Um hacker anônimo invadiu uma conta do Dropbox de um professor gay e, em seguida, publicou o conteúdo da conta em um site escolar. Brian Cody Bray, um professor de ensino médio de um subúrbio de Little Rock, Arkansas, afirmou que um hacker anônimo teve acesso a um vídeo dele e de outro homem tendo relações sexuais, que ele havia salvo no Dropbox, e o publicou no site da escola.

Após ver seu vídeo no site do corpo docente, as autoridades da escola o demitiram prontamente. Agora, Bray está lutando contra as autoridades da escola, que, segundo ele, negaram-lhe a rescisão e insinuaram que ele era parcialmente responsável.

Bray disse ao Washington Blade que estava em casa doente quando um colega da escola ligou para informá-lo sobre o vídeo publicado em sua página do corpo docente.

“Praticamente imediatamente após essa ligação, fui ao banheiro e vomitei”, disse Bray ao Blade. “Eu estava apenas em choque que, oh, meu Deus, isso é algo que impactará minha carreira, impactará minha vida, e o que eu vou fazer?”

Bray tentou explicar aos administradores da escola que ele era uma vítima de ataque cibernético e que um hacker havia acessado sua conta de e-mail e roubado suas senhas de outros sites, incluindo sua conta do Dropbox, e números de telefone de alunos que ele costumava contatar regularmente sobre atividades escolares. Ele também disse que o vídeo em questão também estava armazenado no Dropbox. O hacker mudou o nome do arquivo onde o vídeo estava armazenado de “Privado” para “FagTeachBray.”

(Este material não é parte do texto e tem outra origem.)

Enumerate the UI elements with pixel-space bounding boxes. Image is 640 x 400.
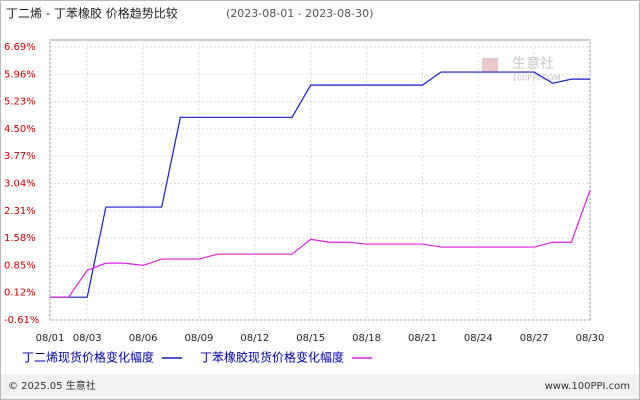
y-tick-label: 4.50% [4,124,36,135]
chart-title: 丁二烯 - 丁苯橡胶 价格趋势比较 [6,6,178,21]
x-tick-label: 08/24 [464,333,493,344]
chart-subtitle: (2023-08-01 - 2023-08-30) [226,7,373,20]
series-line [50,190,591,298]
y-tick-label: 6.69% [4,42,36,53]
watermark-name: 生意社 [512,55,554,72]
y-tick-label: 2.31% [4,206,36,217]
series-line [50,71,590,298]
y-tick-label: 5.23% [4,97,36,108]
x-tick-label: 08/06 [129,333,158,344]
watermark-icon [482,58,498,72]
x-tick-label: 08/03 [73,333,102,344]
legend-label: 丁二烯现货价格变化幅度 [22,350,154,365]
footer-copyright: © 2025.05 生意社 [8,379,96,392]
footer-bar [1,374,639,399]
watermark: 生意社 100PPI.COM [482,55,561,83]
watermark-site: 100PPI.COM [512,74,561,83]
y-tick-label: 1.58% [4,233,36,244]
x-tick-label: 08/15 [296,333,325,344]
x-tick-label: 08/21 [408,333,437,344]
x-tick-label: 08/01 [36,333,65,344]
y-tick-label: 3.77% [4,151,36,162]
x-tick-label: 08/18 [352,333,381,344]
y-tick-label: 3.04% [4,179,36,190]
y-tick-label: -0.61% [4,315,39,326]
x-tick-label: 08/12 [240,333,269,344]
y-tick-label: 0.85% [4,260,36,271]
x-tick-label: 08/27 [520,333,549,344]
footer-site: www.100PPI.com [545,381,630,392]
y-tick-label: 0.12% [4,288,36,299]
legend-label: 丁苯橡胶现货价格变化幅度 [200,350,344,365]
x-tick-label: 08/09 [185,333,214,344]
x-tick-label: 08/30 [576,333,605,344]
y-tick-label: 5.96% [4,69,36,80]
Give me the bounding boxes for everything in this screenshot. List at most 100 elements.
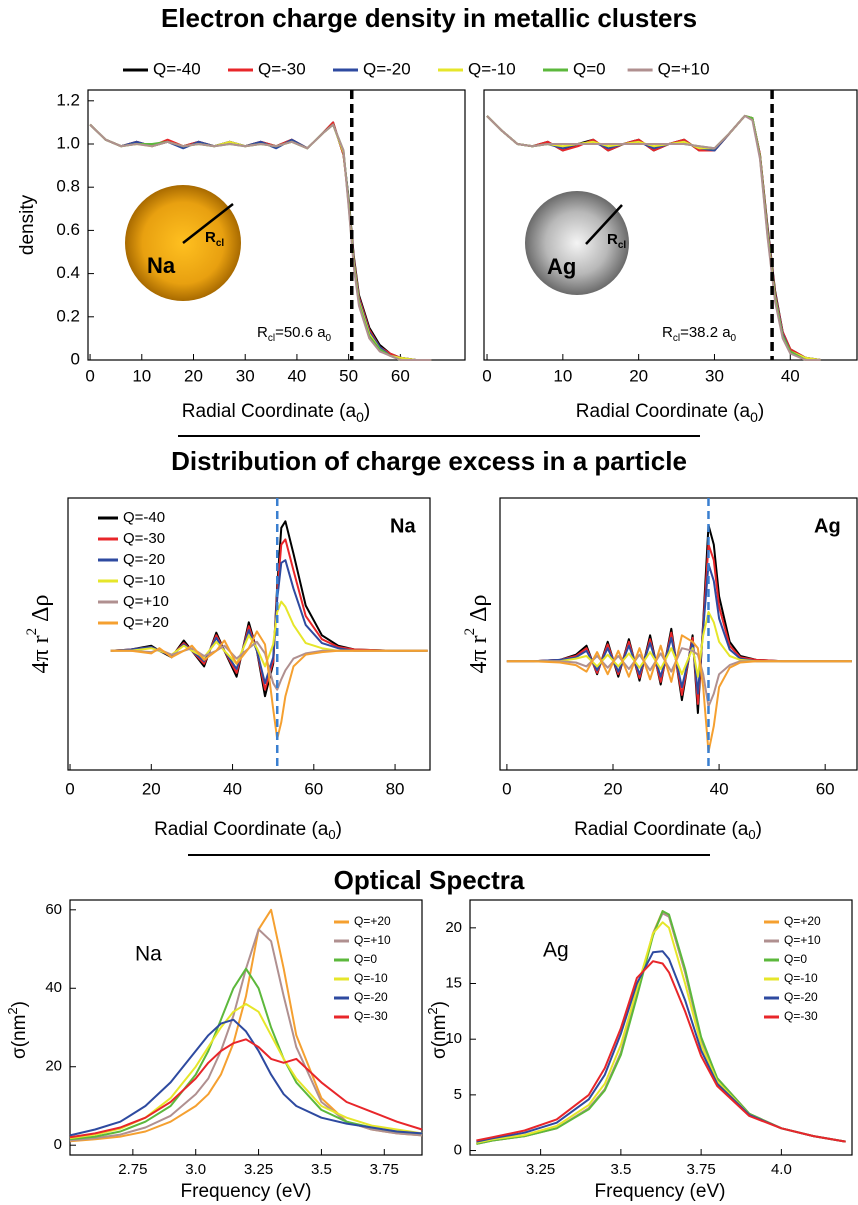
plot-frame <box>483 89 858 361</box>
plot-frame <box>499 497 858 771</box>
y-tick-label: 0.4 <box>56 263 80 282</box>
legend-label: Q=+10 <box>354 933 391 947</box>
y-tick-label: 10 <box>445 1030 462 1047</box>
panel-label: Na <box>390 515 416 537</box>
x-tick-label: 40 <box>287 366 306 385</box>
legend-label: Q=-30 <box>258 59 306 78</box>
legend-label: Q=-40 <box>153 59 201 78</box>
heading: Electron charge density in metallic clus… <box>161 3 697 33</box>
series-line <box>506 647 852 708</box>
legend-label: Q=+10 <box>658 59 710 78</box>
x-axis-label: Radial Coordinate (a0) <box>154 819 342 842</box>
x-tick-label: 20 <box>629 366 648 385</box>
y-tick-label: 1.2 <box>56 90 80 109</box>
series-line <box>506 524 852 714</box>
series-line <box>506 611 852 678</box>
x-tick-label: 2.75 <box>118 1161 147 1178</box>
series-line <box>476 960 846 1143</box>
sphere-label: Na <box>147 253 176 278</box>
y-tick-label: 20 <box>45 1058 62 1075</box>
sphere <box>525 191 629 295</box>
plot-frame <box>469 899 853 1156</box>
x-axis-label: Radial Coordinate (a0) <box>182 401 370 425</box>
legend-label: Q=+10 <box>123 593 169 610</box>
y-tick-label: 15 <box>445 974 462 991</box>
x-tick-label: 3.0 <box>185 1161 206 1178</box>
x-axis-label: Frequency (eV) <box>595 1181 726 1202</box>
series-line <box>89 123 432 361</box>
x-tick-label: 3.25 <box>244 1161 273 1178</box>
radius-label: Rcl <box>205 229 224 249</box>
panel-label: Na <box>135 943 162 966</box>
panel-label: Ag <box>543 939 569 962</box>
x-tick-label: 0 <box>482 366 491 385</box>
x-tick-label: 20 <box>604 779 623 798</box>
y-axis-label: 4π r2 Δρ <box>462 594 491 673</box>
y-tick-label: 40 <box>45 979 62 996</box>
series-line <box>110 600 428 668</box>
y-axis-label: density <box>17 194 38 255</box>
legend-label: Q=-20 <box>784 990 818 1004</box>
radius-label: Rcl <box>607 231 626 251</box>
x-tick-label: 10 <box>132 366 151 385</box>
series-line <box>476 912 846 1145</box>
y-axis-label: σ(nm2) <box>425 1001 450 1059</box>
x-tick-label: 3.5 <box>610 1161 631 1178</box>
x-axis-label: Radial Coordinate (a0) <box>576 401 764 425</box>
x-tick-label: 10 <box>553 366 572 385</box>
x-tick-label: 30 <box>236 366 255 385</box>
x-axis-label: Frequency (eV) <box>181 1181 312 1202</box>
x-axis-label: Radial Coordinate (a0) <box>574 819 762 842</box>
legend-label: Q=+20 <box>123 614 169 631</box>
radius-line <box>585 204 623 245</box>
x-tick-label: 20 <box>184 366 203 385</box>
y-tick-label: 0 <box>454 1142 462 1159</box>
x-tick-label: 4.0 <box>771 1161 792 1178</box>
x-tick-label: 60 <box>304 779 323 798</box>
legend-label: Q=-10 <box>354 971 388 985</box>
y-tick-label: 0.8 <box>56 177 80 196</box>
legend-label: Q=0 <box>573 59 606 78</box>
rcl-label: Rcl=38.2 a0 <box>662 324 737 344</box>
legend-label: Q=-40 <box>123 509 165 526</box>
y-tick-label: 0.2 <box>56 306 80 325</box>
legend-label: Q=-30 <box>784 1009 818 1023</box>
series-line <box>506 634 852 753</box>
legend-label: Q=-20 <box>354 990 388 1004</box>
series-line <box>69 1018 423 1137</box>
legend-label: Q=0 <box>354 952 377 966</box>
y-axis-label: 4π r2 Δρ <box>24 594 53 673</box>
series-line <box>110 640 428 691</box>
heading: Distribution of charge excess in a parti… <box>171 446 687 476</box>
series-line <box>110 630 428 740</box>
y-tick-label: 0 <box>54 1136 62 1153</box>
x-tick-label: 0 <box>502 779 511 798</box>
legend-label: Q=-10 <box>468 59 516 78</box>
y-tick-label: 5 <box>454 1086 462 1103</box>
x-tick-label: 3.5 <box>311 1161 332 1178</box>
plot-frame <box>69 899 423 1156</box>
panel-label: Ag <box>814 515 841 537</box>
x-tick-label: 30 <box>705 366 724 385</box>
x-tick-label: 0 <box>85 366 94 385</box>
series-line <box>69 1038 423 1139</box>
x-tick-label: 3.75 <box>687 1161 716 1178</box>
legend-label: Q=0 <box>784 952 807 966</box>
sphere-label: Ag <box>547 254 576 279</box>
legend-label: Q=-30 <box>123 530 165 547</box>
y-tick-label: 1.0 <box>56 133 80 152</box>
rcl-label: Rcl=50.6 a0 <box>257 324 332 344</box>
heading: Optical Spectra <box>334 865 525 895</box>
x-tick-label: 60 <box>391 366 410 385</box>
x-tick-label: 80 <box>386 779 405 798</box>
y-tick-label: 0.6 <box>56 220 80 239</box>
x-tick-label: 20 <box>142 779 161 798</box>
legend-label: Q=+10 <box>784 933 821 947</box>
legend-label: Q=-20 <box>123 551 165 568</box>
legend-label: Q=-10 <box>784 971 818 985</box>
x-tick-label: 40 <box>781 366 800 385</box>
y-tick-label: 60 <box>45 901 62 918</box>
series-line <box>69 967 423 1141</box>
series-line <box>506 543 852 705</box>
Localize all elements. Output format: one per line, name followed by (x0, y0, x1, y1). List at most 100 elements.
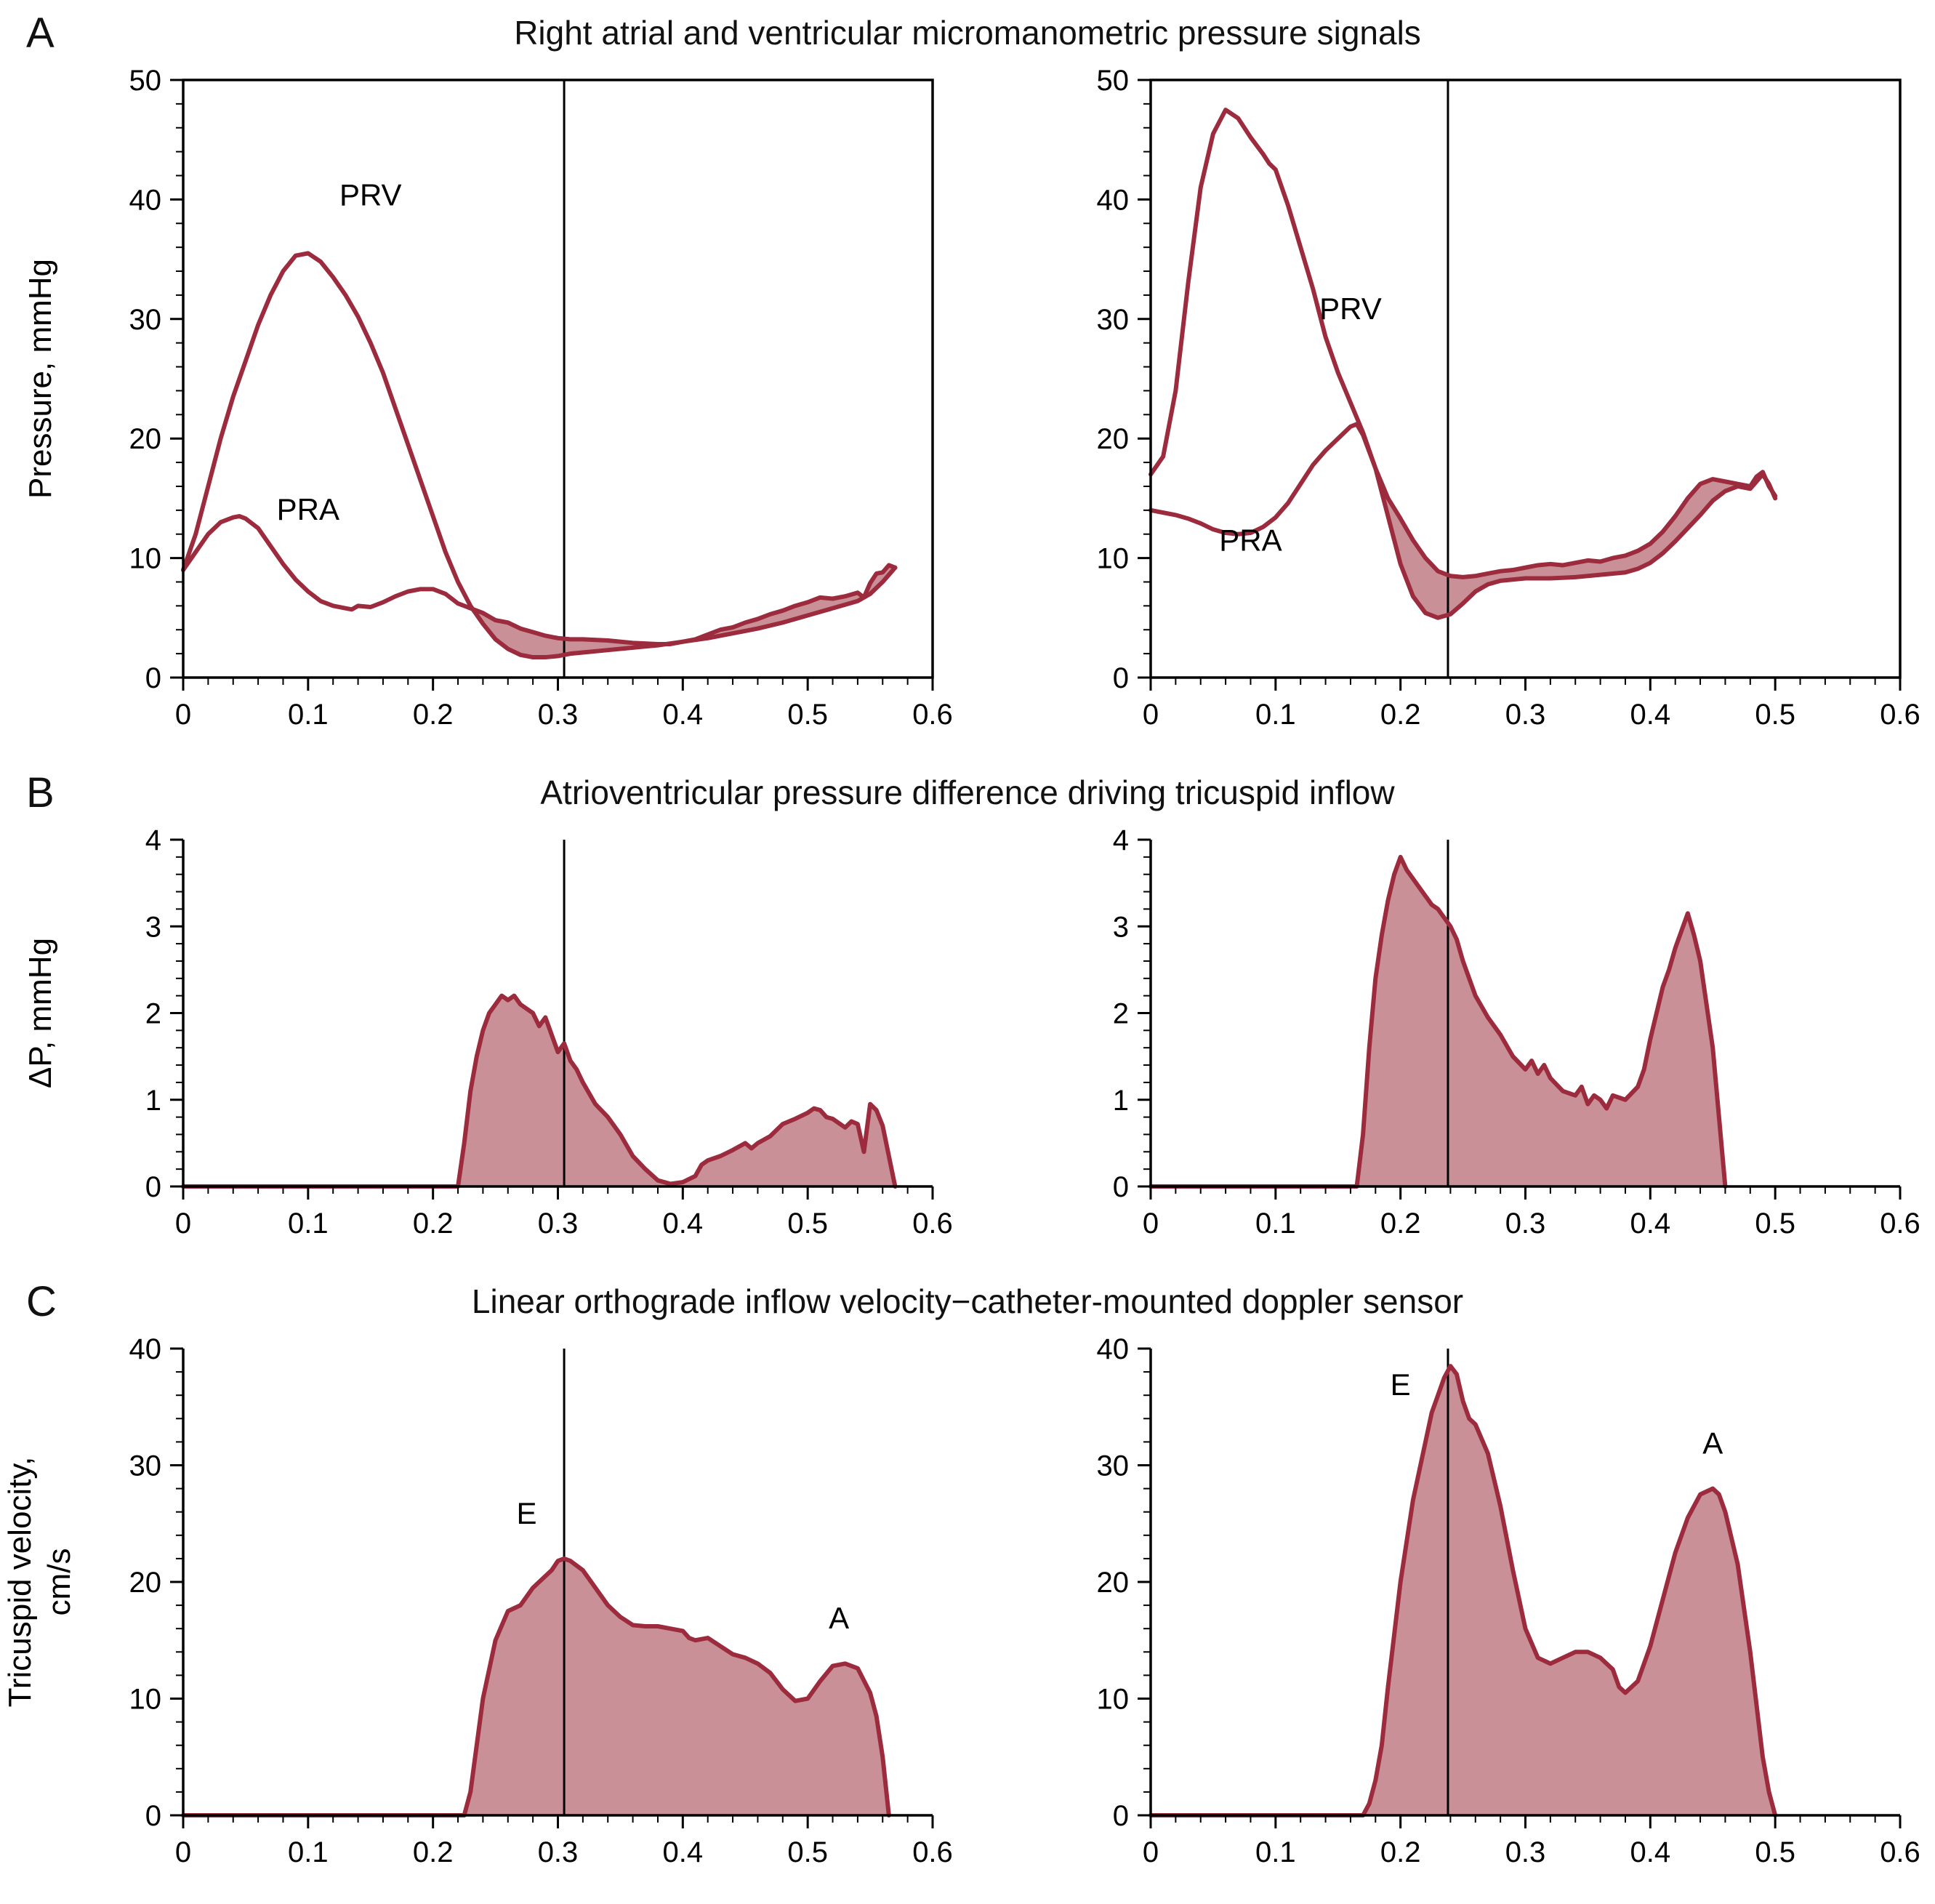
svg-text:10: 10 (129, 543, 162, 575)
svg-text:40: 40 (1097, 1333, 1130, 1365)
chart-a-left: 0 0.1 0.2 0.3 0.4 0.5 0.6 0 10 20 30 40 50 Pressure, … (0, 61, 968, 763)
svg-text:10: 10 (129, 1684, 162, 1716)
svg-text:Pressure, mmHg: Pressure, mmHg (23, 259, 58, 499)
svg-text:0: 0 (175, 699, 191, 731)
svg-text:2: 2 (145, 998, 161, 1030)
svg-text:0.5: 0.5 (1755, 1208, 1795, 1240)
svg-text:0.1: 0.1 (288, 1836, 329, 1868)
svg-text:30: 30 (1097, 1450, 1130, 1482)
svg-text:0.1: 0.1 (1255, 1836, 1296, 1868)
svg-text:0: 0 (145, 1171, 161, 1203)
chart-c-left: 0 0.1 0.2 0.3 0.4 0.5 0.6 0 10 20 30 40 Tricuspid ve… (0, 1330, 968, 1900)
svg-text:0.5: 0.5 (787, 1836, 828, 1868)
svg-text:1: 1 (1113, 1085, 1129, 1117)
svg-text:0.3: 0.3 (538, 1836, 579, 1868)
svg-text:0.5: 0.5 (787, 699, 828, 731)
svg-text:E: E (517, 1496, 537, 1530)
svg-text:A: A (1702, 1426, 1723, 1460)
panel-c: C Linear orthograde inflow velocity−cath… (0, 1277, 1935, 1900)
panel-b-title: Atrioventricular pressure difference dri… (540, 774, 1395, 811)
chart-c-right: 0 0.1 0.2 0.3 0.4 0.5 0.6 0 10 20 30 40 E A (968, 1330, 1935, 1900)
svg-text:20: 20 (1097, 1567, 1130, 1599)
svg-text:E: E (1391, 1367, 1411, 1402)
svg-text:0: 0 (1143, 699, 1159, 731)
panel-a: A Right atrial and ventricular micromano… (0, 9, 1935, 763)
svg-text:ΔP, mmHg: ΔP, mmHg (23, 938, 58, 1088)
svg-text:0.1: 0.1 (1255, 699, 1296, 731)
panel-b-header: B Atrioventricular pressure difference d… (0, 768, 1935, 821)
svg-text:0.2: 0.2 (1380, 699, 1421, 731)
panel-c-header: C Linear orthograde inflow velocity−cath… (0, 1277, 1935, 1330)
svg-text:0.2: 0.2 (413, 699, 454, 731)
svg-text:A: A (829, 1601, 849, 1635)
svg-text:20: 20 (129, 1567, 162, 1599)
svg-text:0: 0 (175, 1836, 191, 1868)
svg-text:0.4: 0.4 (1630, 1208, 1671, 1240)
svg-text:0: 0 (1113, 1171, 1129, 1203)
svg-text:40: 40 (129, 184, 162, 216)
svg-text:30: 30 (129, 1450, 162, 1482)
chart-b-left: 0 0.1 0.2 0.3 0.4 0.5 0.6 0 1 2 3 4 ΔP, mmHg (0, 821, 968, 1272)
svg-text:0.6: 0.6 (912, 699, 953, 731)
svg-text:0.6: 0.6 (912, 1836, 953, 1868)
svg-text:4: 4 (1113, 824, 1129, 856)
svg-text:0.2: 0.2 (413, 1208, 454, 1240)
panel-c-charts: 0 0.1 0.2 0.3 0.4 0.5 0.6 0 10 20 30 40 Tricuspid ve… (0, 1330, 1935, 1900)
svg-text:0.4: 0.4 (663, 1208, 704, 1240)
svg-text:0: 0 (175, 1208, 191, 1240)
svg-text:0.2: 0.2 (1380, 1836, 1421, 1868)
svg-text:0.2: 0.2 (413, 1836, 454, 1868)
svg-text:PRV: PRV (339, 178, 402, 212)
svg-text:0.5: 0.5 (787, 1208, 828, 1240)
svg-text:10: 10 (1097, 543, 1130, 575)
panel-b: B Atrioventricular pressure difference d… (0, 768, 1935, 1272)
svg-text:0.6: 0.6 (1880, 699, 1920, 731)
svg-text:20: 20 (129, 423, 162, 455)
panel-b-charts: 0 0.1 0.2 0.3 0.4 0.5 0.6 0 1 2 3 4 ΔP, mmHg 0 0.1 0.2… (0, 821, 1935, 1272)
svg-text:40: 40 (129, 1333, 162, 1365)
panel-a-charts: 0 0.1 0.2 0.3 0.4 0.5 0.6 0 10 20 30 40 50 Pressure, … (0, 61, 1935, 763)
svg-text:50: 50 (129, 65, 162, 97)
svg-text:0.6: 0.6 (912, 1208, 953, 1240)
svg-text:0.4: 0.4 (663, 1836, 704, 1868)
panel-a-title: Right atrial and ventricular micromanome… (514, 14, 1421, 52)
svg-text:20: 20 (1097, 423, 1130, 455)
svg-text:0.3: 0.3 (538, 1208, 579, 1240)
svg-text:0: 0 (1143, 1836, 1159, 1868)
svg-text:0: 0 (1113, 662, 1129, 694)
svg-text:0.6: 0.6 (1880, 1836, 1920, 1868)
svg-text:10: 10 (1097, 1684, 1130, 1716)
svg-text:0.1: 0.1 (1255, 1208, 1296, 1240)
svg-text:0.3: 0.3 (1505, 1836, 1546, 1868)
svg-text:0.2: 0.2 (1380, 1208, 1421, 1240)
svg-text:0: 0 (1113, 1800, 1129, 1832)
svg-text:PRV: PRV (1319, 292, 1382, 326)
svg-text:3: 3 (145, 911, 161, 943)
svg-text:0.1: 0.1 (288, 699, 329, 731)
panel-c-letter: C (26, 1278, 57, 1325)
svg-text:4: 4 (145, 824, 161, 856)
svg-text:3: 3 (1113, 911, 1129, 943)
svg-text:0: 0 (1143, 1208, 1159, 1240)
svg-text:0.4: 0.4 (1630, 699, 1671, 731)
panel-c-title: Linear orthograde inflow velocity−cathet… (471, 1282, 1464, 1320)
svg-text:0.4: 0.4 (663, 699, 704, 731)
panel-a-letter: A (26, 9, 55, 57)
svg-text:0.3: 0.3 (1505, 699, 1546, 731)
svg-text:PRA: PRA (1219, 523, 1282, 558)
svg-text:0.5: 0.5 (1755, 1836, 1795, 1868)
svg-text:0.5: 0.5 (1755, 699, 1795, 731)
svg-text:0.6: 0.6 (1880, 1208, 1920, 1240)
chart-a-right: 0 0.1 0.2 0.3 0.4 0.5 0.6 0 10 20 30 40 50 PRV PRA (968, 61, 1935, 763)
svg-text:cm/s: cm/s (41, 1548, 77, 1616)
svg-text:0.1: 0.1 (288, 1208, 329, 1240)
panel-a-header: A Right atrial and ventricular micromano… (0, 9, 1935, 61)
chart-b-right: 0 0.1 0.2 0.3 0.4 0.5 0.6 0 1 2 3 4 (968, 821, 1935, 1272)
svg-text:0: 0 (145, 1800, 161, 1832)
svg-text:0.3: 0.3 (1505, 1208, 1546, 1240)
svg-text:40: 40 (1097, 184, 1130, 216)
svg-text:PRA: PRA (277, 492, 339, 526)
svg-text:0.3: 0.3 (538, 699, 579, 731)
svg-text:1: 1 (145, 1085, 161, 1117)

O hacker então enviou mensagens anônimas para os alunos cujos números estavam salvos na conta do Dropbox de Bray. A mensagem direcionava os alunos para o site da escola onde o vídeo foi publicado, de acordo com o relatório.

Bray tentou explicar a situação para as autoridades da escola, bem como para seus alunos, criando um site para explicar como ele era uma vítima de um crime cibernético.

Bray admitiu que estava errado e merecia ser demitido, “Claro que eu tinha que ser demitido na época porque eu havia perdido qualquer tipo de autoridade com meus alunos lá.” Ele também disse ao Blade que não estava pronto para voltar à sala de aula naquele momento devido ao estresse emocional.

No entanto, as autoridades da escola negaram a Bray a rescisão e insinuaram para a comunidade escolar que ele era parcialmente responsável pela situação. Os administradores apresentaram uma queixa ética contra ele ao Conselho de Padrões de Licenciamento Profissional de Arkansas, que tem autoridade para revogar licenças de professores. Após investigar as acusações, o conselho concluiu que não havia evidências suficientes para discipliná-lo.

Bray diz que registrou um boletim de ocorrência, mas a polícia não deu importância ao seu caso, que ele afirma se enquadrar como crime de ódio. Arkansas não possui uma lei sobre crimes de ódio. O departamento de polícia de Maumelle, o Escritório do Xerife do Condado de Pulaski e o FBI todos se recusaram a comentar se estavam investigando as alegações.